The prison, Lisbeth’s childhood and present, the Swedish legal, financial, and social systems, and her limited circle of friends continue to intersect in one giant Venn diagram with her in the midst of all its intersecting points. Computers, science (her study of quantum field theory), friendship, and twins form the core of this novel. The studies of twins reared apart are crucial to its narrative and its backstory. The true story of the “Jim Twins” from Ohio enlightens the fictional story of Leo Mannheim and Daniel Brolin in a particularly well-developed plot line. And, we must remember that Lisbeth has “a nightmare sister,” the dastardly Camilla. Is it nature or nurture that makes them who they are? They were included on a “register from the Institute of Human Genetics and were regarded as ideal contacts.” Their father was “A highly gifted monster, and that’s what made the children so very interesting.”
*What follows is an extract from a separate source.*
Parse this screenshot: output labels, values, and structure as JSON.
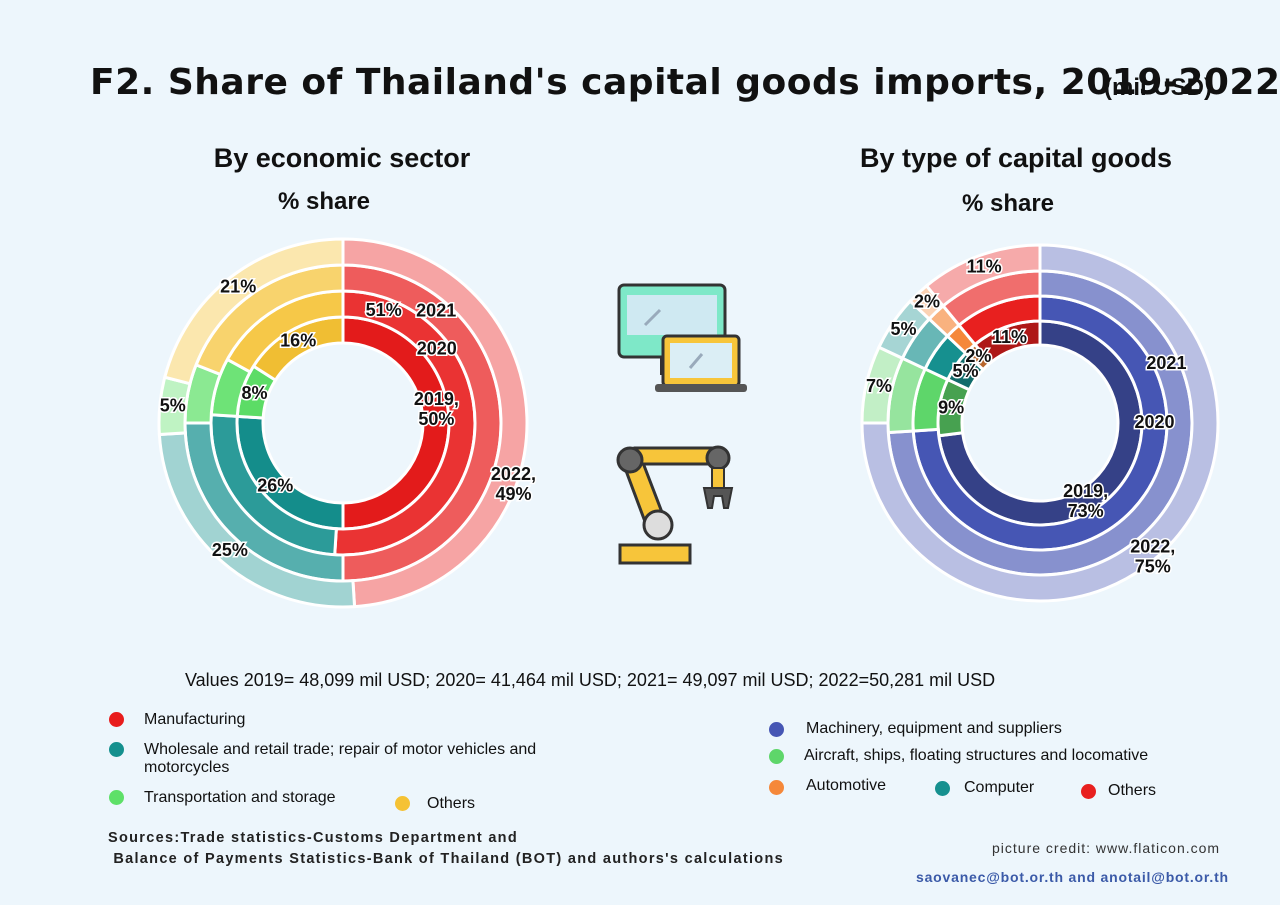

Few characters in literature have been so thoroughly and differently abused as Lisbeth Salander, who continues to rise as a Phoenix from the fire. Beatings, stabbings, and rapes have battered and built her, creating a woman reluctant to form friendships yet maniacally devoted to the few she loves. Her experiences, rather than defeating her, have fostered a fierce desire and the means to protect herself and those special to her. Lisbeth’s need to destroy those who do ill to others—physically, psychologically, financially—is equally powerful. Chief Inspector Jan Bublanski asks, “Why is she not like other people?” That difference creates what Lagercrantz once called “a new kind of female heroine.”
In his second stab at Stieg Larsson’s “Millennium” Series, David Lagercrantz has brought more focus to the prose and a tightened, but still elaborate plot as he explores Lisbeth’s origin story. For those unfamiliar with this series, Lagercrantz provides brief biographies of the well-known continuing characters. And, for the first time, readers learn why Lisbeth has a dragon tattoo on her back. If Larsson’s vision of a ten-part series is to eventuate, The Girl Who Takes an Eye for an Eye fulfills the promise of good stories written well, and seems to set the stage for a new novel that centers on the stock market, Internet trolls, and the parallel crash of truth.